When the train wheezed into La Galera – which, at 4,781m is the world’s highest train station – I managed to stumble outside with a dozen other ragged and shell-shocked passengers. We tottered breathlessly around, taking photos of the peaks which pierced the mountain mist. The bleached sun, high in the sky, gave the rocks a metallic glow and, with no shadows, I felt as if I was on the moon. It was a lonely place, freezing and grey, but spell-binding.
I collapsed back onto a foul-smelling train and soon realised that Nurse Llelia had failed to tell us that, apart from nausea and headaches, high altitude also causes chronic flatulence. The Tren de la Sierra now stank of 330 windy travellers.
Mercifully, the train lurched away and dipped into a lower valley, filling the carriages with fresher and richer air. With a two-course lunch of spinach pie and chicken, the passengers revived themselves and the carriages were again filled with laughter and conversation.
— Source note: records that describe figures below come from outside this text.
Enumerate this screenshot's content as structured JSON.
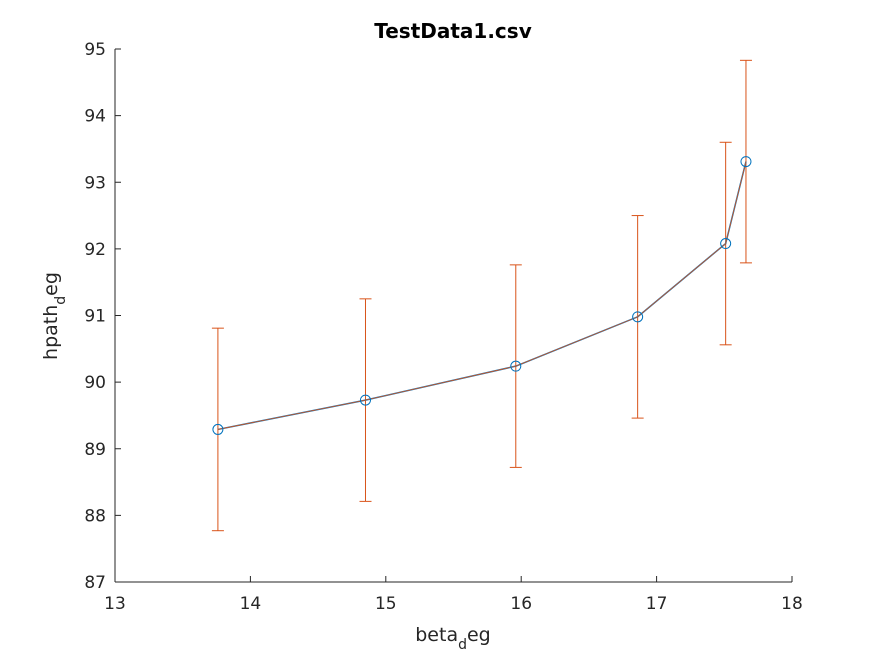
{
  "chart_data": {
    "type": "line",
    "title": "TestData1.csv",
    "xlabel": {
      "base": "beta",
      "sub": "d",
      "tail": "eg"
    },
    "ylabel": {
      "base": "hpath",
      "sub": "d",
      "tail": "eg"
    },
    "xlim": [
      13,
      18
    ],
    "ylim": [
      87,
      95
    ],
    "xticks": [
      13,
      14,
      15,
      16,
      17,
      18
    ],
    "yticks": [
      87,
      88,
      89,
      90,
      91,
      92,
      93,
      94,
      95
    ],
    "grid": false,
    "legend": "none",
    "colors": {
      "line": "#0072bd",
      "errorbar": "#d95319",
      "marker": "#0072bd",
      "axis": "#262626"
    },
    "series": [
      {
        "x": [
          13.76,
          14.85,
          15.96,
          16.86,
          17.51,
          17.66
        ],
        "y": [
          89.29,
          89.73,
          90.24,
          90.98,
          92.08,
          93.31
        ],
        "err": [
          1.52,
          1.52,
          1.52,
          1.52,
          1.52,
          1.52
        ]
      }
    ]
  }
}
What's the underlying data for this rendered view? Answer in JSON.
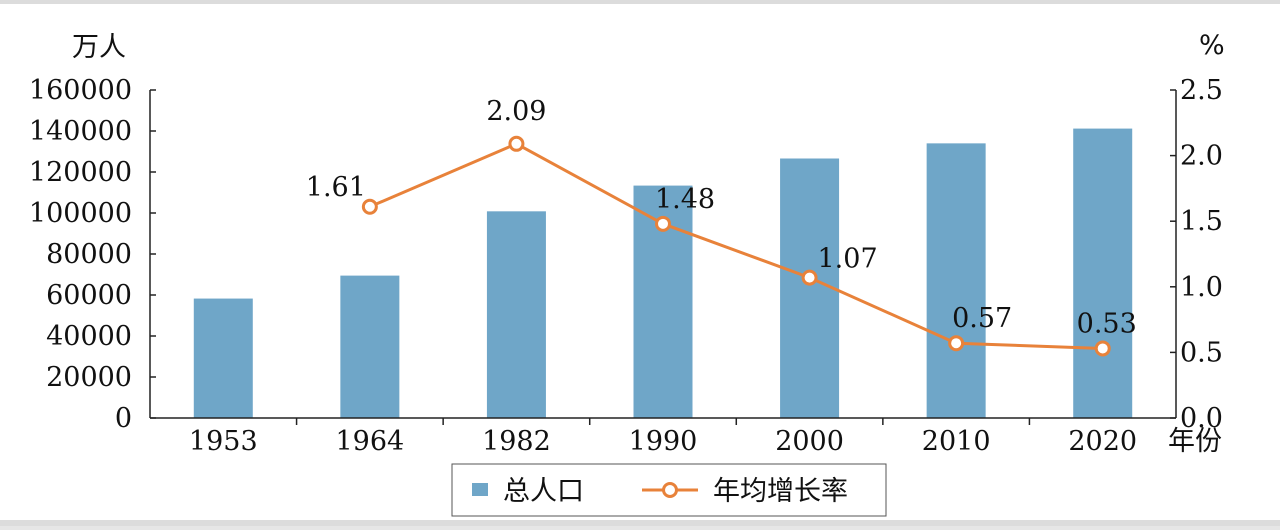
{
  "chart_data": {
    "type": "bar+line",
    "categories": [
      "1953",
      "1964",
      "1982",
      "1990",
      "2000",
      "2010",
      "2020"
    ],
    "x_unit": "年份",
    "y_left_unit": "万人",
    "y_right_unit": "%",
    "y_left_ticks": [
      "160000",
      "140000",
      "120000",
      "100000",
      "80000",
      "60000",
      "40000",
      "20000",
      "0"
    ],
    "y_right_ticks": [
      "2.5",
      "2.0",
      "1.5",
      "1.0",
      "0.5",
      "0.0"
    ],
    "ylim_left": [
      0,
      160000
    ],
    "ylim_right": [
      0,
      2.5
    ],
    "grid": false,
    "legend_position": "bottom",
    "series": [
      {
        "name": "总人口",
        "type": "bar",
        "axis": "left",
        "color": "#6fa6c8",
        "values": [
          58260,
          69458,
          100818,
          113368,
          126583,
          133972,
          141178
        ]
      },
      {
        "name": "年均增长率",
        "type": "line",
        "axis": "right",
        "color": "#e8823a",
        "values": [
          null,
          1.61,
          2.09,
          1.48,
          1.07,
          0.57,
          0.53
        ],
        "labels": [
          "",
          "1.61",
          "2.09",
          "1.48",
          "1.07",
          "0.57",
          "0.53"
        ]
      }
    ]
  }
}
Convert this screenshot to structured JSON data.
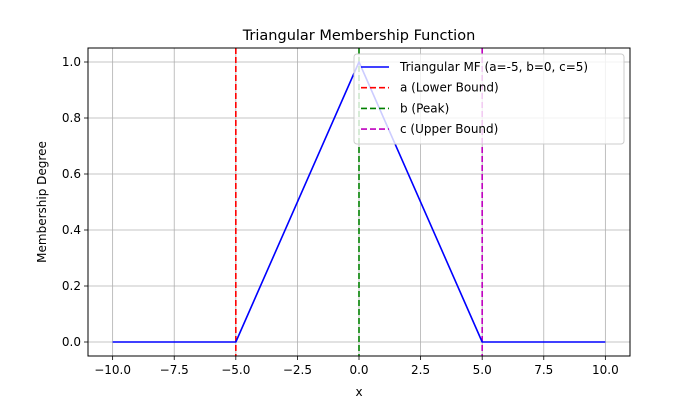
{
  "chart_data": {
    "type": "line",
    "title": "Triangular Membership Function",
    "xlabel": "x",
    "ylabel": "Membership Degree",
    "xlim": [
      -11,
      11
    ],
    "ylim": [
      -0.05,
      1.05
    ],
    "xticks": [
      -10.0,
      -7.5,
      -5.0,
      -2.5,
      0.0,
      2.5,
      5.0,
      7.5,
      10.0
    ],
    "xtick_labels": [
      "−10.0",
      "−7.5",
      "−5.0",
      "−2.5",
      "0.0",
      "2.5",
      "5.0",
      "7.5",
      "10.0"
    ],
    "yticks": [
      0.0,
      0.2,
      0.4,
      0.6,
      0.8,
      1.0
    ],
    "ytick_labels": [
      "0.0",
      "0.2",
      "0.4",
      "0.6",
      "0.8",
      "1.0"
    ],
    "grid": true,
    "legend_position": "top-right",
    "series": [
      {
        "name": "Triangular MF (a=-5, b=0, c=5)",
        "color": "#0000ff",
        "style": "solid",
        "x": [
          -10,
          -5,
          0,
          5,
          10
        ],
        "y": [
          0,
          0,
          1,
          0,
          0
        ]
      }
    ],
    "vlines": [
      {
        "name": "a (Lower Bound)",
        "x": -5,
        "color": "#ff0000",
        "style": "dashed"
      },
      {
        "name": "b (Peak)",
        "x": 0,
        "color": "#008000",
        "style": "dashed"
      },
      {
        "name": "c (Upper Bound)",
        "x": 5,
        "color": "#bf00bf",
        "style": "dashed"
      }
    ]
  }
}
The scenery was now at its most impressive. We were barrelling through a plateau graced with snow-capped mountains and glacier lakes. Llamas with red ribbons tied to their ears pouted at us from the tracksides, horsemen in flowing robes galloped across the plains and young children with cute, red cheeks waved to us from remote hamlets. We were still at 3,700m, but the sickness and headaches had gone.
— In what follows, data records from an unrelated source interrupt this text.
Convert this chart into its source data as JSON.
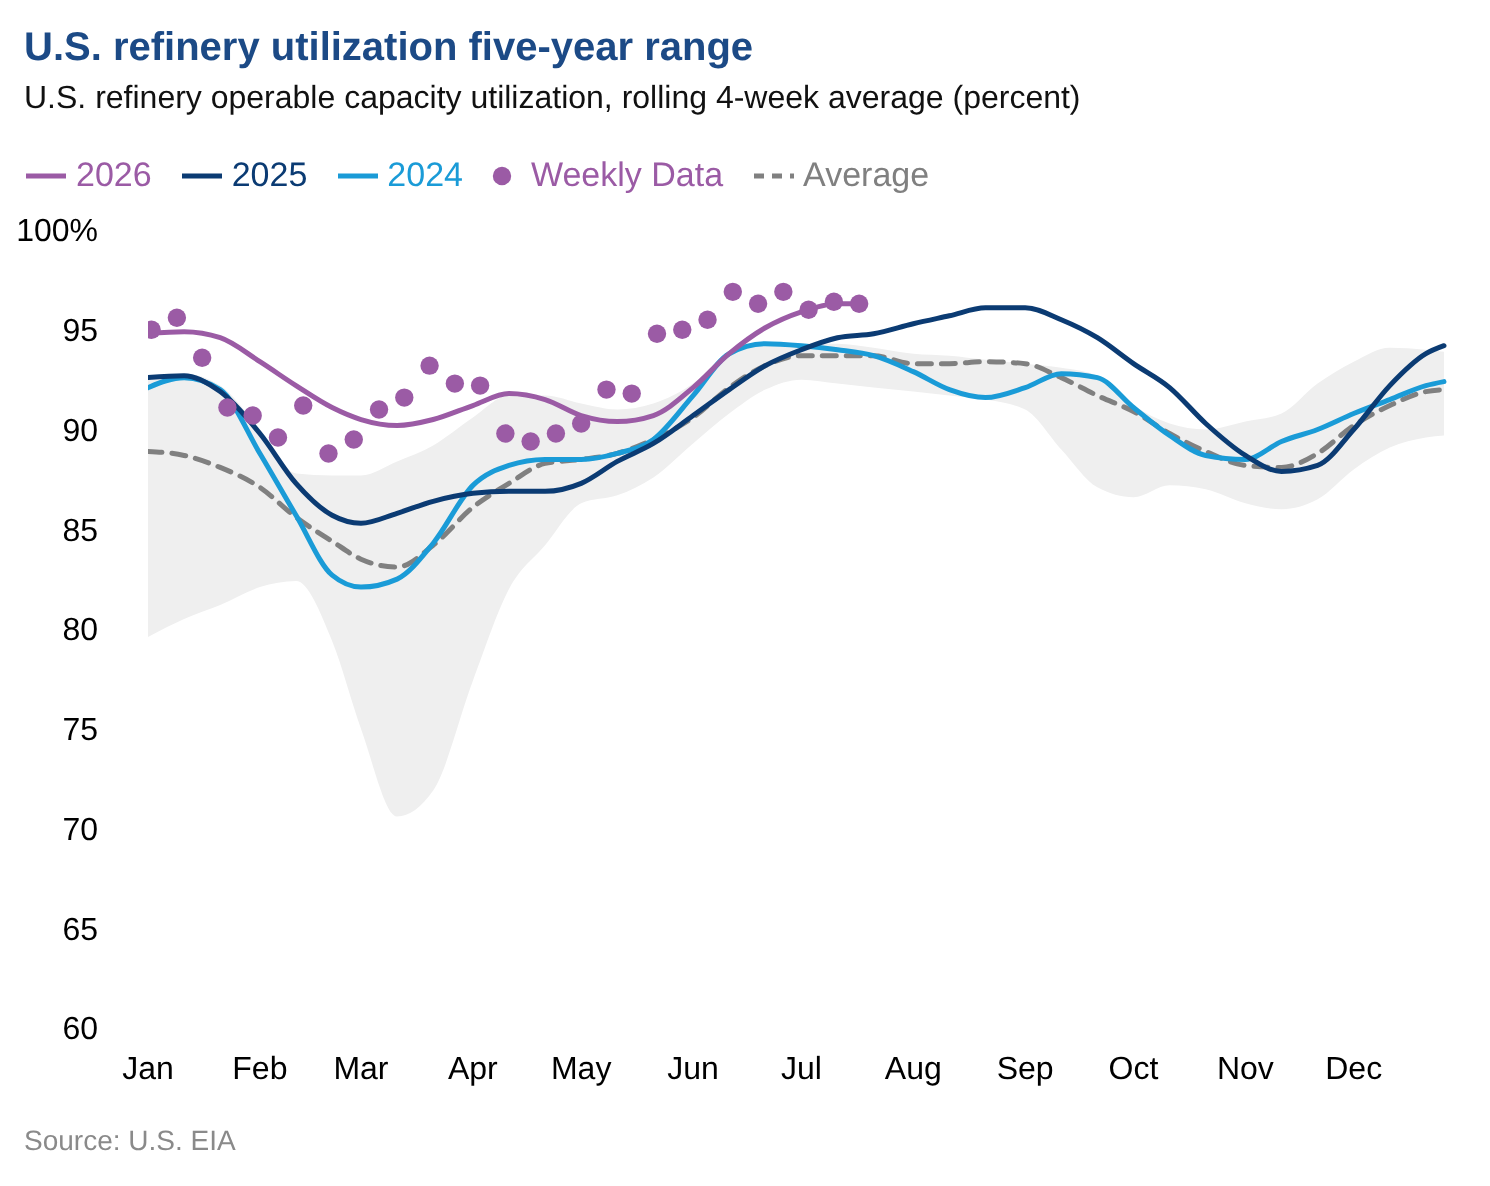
{
  "chart_data": {
    "type": "line",
    "title": "U.S. refinery utilization five-year range",
    "subtitle": "U.S. refinery operable capacity utilization, rolling 4-week average (percent)",
    "annotations": [
      "Source: U.S. EIA"
    ],
    "x": [
      "--01-01",
      "--01-11",
      "--01-21",
      "--02-01",
      "--02-11",
      "--02-21",
      "--03-01",
      "--03-11",
      "--03-21",
      "--04-01",
      "--04-11",
      "--04-21",
      "--05-01",
      "--05-11",
      "--05-21",
      "--06-01",
      "--06-11",
      "--06-21",
      "--07-01",
      "--07-11",
      "--07-21",
      "--08-01",
      "--08-11",
      "--08-21",
      "--09-01",
      "--09-11",
      "--09-21",
      "--10-01",
      "--10-11",
      "--10-21",
      "--11-01",
      "--11-11",
      "--11-21",
      "--12-01",
      "--12-11",
      "--12-21",
      "--12-26"
    ],
    "series": [
      {
        "name": "2026",
        "color": "#9b5ba5",
        "x": [
          "--01-01",
          "--01-11",
          "--01-21",
          "--02-01",
          "--02-11",
          "--02-21",
          "--03-01",
          "--03-11",
          "--03-21",
          "--04-01",
          "--04-11",
          "--04-21",
          "--05-01",
          "--05-11",
          "--05-21",
          "--06-01",
          "--06-11",
          "--06-21",
          "--07-01",
          "--07-11",
          "--07-17"
        ],
        "values": [
          94.8,
          94.9,
          94.6,
          93.4,
          92.2,
          91.1,
          90.5,
          90.2,
          90.5,
          91.2,
          91.8,
          91.5,
          90.7,
          90.4,
          90.7,
          92.1,
          93.8,
          95.1,
          95.9,
          96.3,
          96.3
        ]
      },
      {
        "name": "2025",
        "color": "#0b3b73",
        "values": [
          92.6,
          92.7,
          91.9,
          89.8,
          87.3,
          85.7,
          85.3,
          85.8,
          86.4,
          86.8,
          86.9,
          86.9,
          87.3,
          88.4,
          89.3,
          90.7,
          92.0,
          93.2,
          94.0,
          94.6,
          94.8,
          95.3,
          95.7,
          96.1,
          96.1,
          95.5,
          94.6,
          93.3,
          92.1,
          90.3,
          88.7,
          87.9,
          88.2,
          90.0,
          92.2,
          93.8,
          94.2
        ]
      },
      {
        "name": "2024",
        "color": "#1a9bd7",
        "values": [
          92.1,
          92.6,
          92.0,
          88.8,
          85.7,
          82.7,
          82.1,
          82.5,
          84.3,
          87.2,
          88.2,
          88.5,
          88.5,
          88.8,
          89.5,
          91.7,
          93.8,
          94.3,
          94.2,
          94.0,
          93.7,
          92.9,
          92.0,
          91.6,
          92.1,
          92.8,
          92.6,
          91.1,
          89.7,
          88.7,
          88.5,
          89.4,
          90.0,
          90.8,
          91.5,
          92.2,
          92.4
        ]
      },
      {
        "name": "Weekly Data",
        "type": "scatter",
        "marker": "circle",
        "color": "#9b5ba5",
        "x": [
          "--01-02",
          "--01-09",
          "--01-16",
          "--01-23",
          "--01-30",
          "--02-06",
          "--02-13",
          "--02-20",
          "--02-27",
          "--03-06",
          "--03-13",
          "--03-20",
          "--03-27",
          "--04-03",
          "--04-10",
          "--04-17",
          "--04-24",
          "--05-01",
          "--05-08",
          "--05-15",
          "--05-22",
          "--05-29",
          "--06-05",
          "--06-12",
          "--06-19",
          "--06-26",
          "--07-03",
          "--07-10",
          "--07-17"
        ],
        "values": [
          95.0,
          95.6,
          93.6,
          91.1,
          90.7,
          89.6,
          91.2,
          88.8,
          89.5,
          91.0,
          91.6,
          93.2,
          92.3,
          92.2,
          89.8,
          89.4,
          89.8,
          90.3,
          92.0,
          91.8,
          94.8,
          95.0,
          95.5,
          96.9,
          96.3,
          96.9,
          96.0,
          96.4,
          96.3
        ]
      },
      {
        "name": "Average",
        "color": "#808080",
        "line_style": "dashed",
        "values": [
          88.9,
          88.7,
          88.1,
          87.1,
          85.6,
          84.4,
          83.5,
          83.1,
          84.2,
          86.1,
          87.3,
          88.3,
          88.5,
          88.8,
          89.5,
          90.6,
          92.1,
          93.2,
          93.7,
          93.7,
          93.7,
          93.3,
          93.3,
          93.4,
          93.3,
          92.6,
          91.7,
          90.9,
          89.8,
          88.9,
          88.2,
          88.1,
          88.8,
          90.2,
          91.2,
          91.9,
          92.0
        ],
        "lower": [
          79.6,
          80.5,
          81.2,
          82.1,
          82.4,
          79.4,
          75.0,
          70.6,
          71.9,
          77.4,
          82.0,
          84.2,
          86.3,
          86.7,
          87.6,
          89.3,
          90.8,
          92.0,
          92.5,
          92.3,
          92.1,
          91.9,
          91.7,
          91.5,
          91.0,
          89.0,
          87.1,
          86.6,
          87.2,
          87.0,
          86.3,
          86.0,
          86.5,
          88.0,
          89.1,
          89.6,
          89.7
        ],
        "upper": [
          92.6,
          92.8,
          92.2,
          90.0,
          87.8,
          87.7,
          87.7,
          88.4,
          89.2,
          90.6,
          91.7,
          91.7,
          91.3,
          91.0,
          91.3,
          92.3,
          93.9,
          94.3,
          94.3,
          94.3,
          94.1,
          93.8,
          93.7,
          93.5,
          93.3,
          93.1,
          92.7,
          91.2,
          90.3,
          90.0,
          90.4,
          90.8,
          92.3,
          93.4,
          94.1,
          94.0,
          93.9
        ]
      }
    ],
    "xlim": [
      "--01-01",
      "--12-31"
    ],
    "xticks": [
      {
        "value": "--01-01",
        "label": "Jan"
      },
      {
        "value": "--02-01",
        "label": "Feb"
      },
      {
        "value": "--03-01",
        "label": "Mar"
      },
      {
        "value": "--04-01",
        "label": "Apr"
      },
      {
        "value": "--05-01",
        "label": "May"
      },
      {
        "value": "--06-01",
        "label": "Jun"
      },
      {
        "value": "--07-01",
        "label": "Jul"
      },
      {
        "value": "--08-01",
        "label": "Aug"
      },
      {
        "value": "--09-01",
        "label": "Sep"
      },
      {
        "value": "--10-01",
        "label": "Oct"
      },
      {
        "value": "--11-01",
        "label": "Nov"
      },
      {
        "value": "--12-01",
        "label": "Dec"
      }
    ],
    "ylim": [
      60,
      100
    ],
    "yticks": [
      60,
      65,
      70,
      75,
      80,
      85,
      90,
      95,
      {
        "value": 100,
        "label": "100%"
      }
    ],
    "legend": "top left",
    "marker": "none"
  }
}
The next few hours were spent travelling through a string of ugly and heavily-polluted mineral-mining and smelting communities. In one, La Oroya, the train stopped, and within minutes my nose was blocked with black soot.
Later, with a lilac sun spreading its glow in a thousand layers across the sky, we dropped into the lush Mantaro Valley and passed red-roofed Jauja, Peru’s first colonial capital founded in the 16th century by Spanish conquistador Francisco Pizarro – a picture of rail travel bliss.
At Concepción, a 16-piece brass band and several hundred villagers had been waiting in the cold evening air to welcome us. Flyers for hotels, restaurants and bars were pushed through tiny gaps in the windows.
“There is a whole line of communities that used to depend on this train,” Lucho explained to me as I resisted the temptation to buy a life-sized toy llama from a particularly persistent woman. “It brought tourists and wealth to their markets. Now these people can hope again. Tourism is our number one market – it’s our future.”
A few miles up the track we reached Huancayo, where we would spend the next few days exploring traditional markets and villages in the valley, and marvel at 101 ways to serve guinea pig, a classic Peruvian dish.
As we disembarked, I noticed the woman who had been sick earlier in the journey had managed to return her handbag to its former glory. I asked her whether the trip had been worth the pain.
“Oh yes”, she enthused. “It was incredible. I just wish I’d made it to the toilet in time.”
I knew how she felt – despite feeling like I’d spent most of the journey being churned in a cement mixer, I really didn’t want it to end.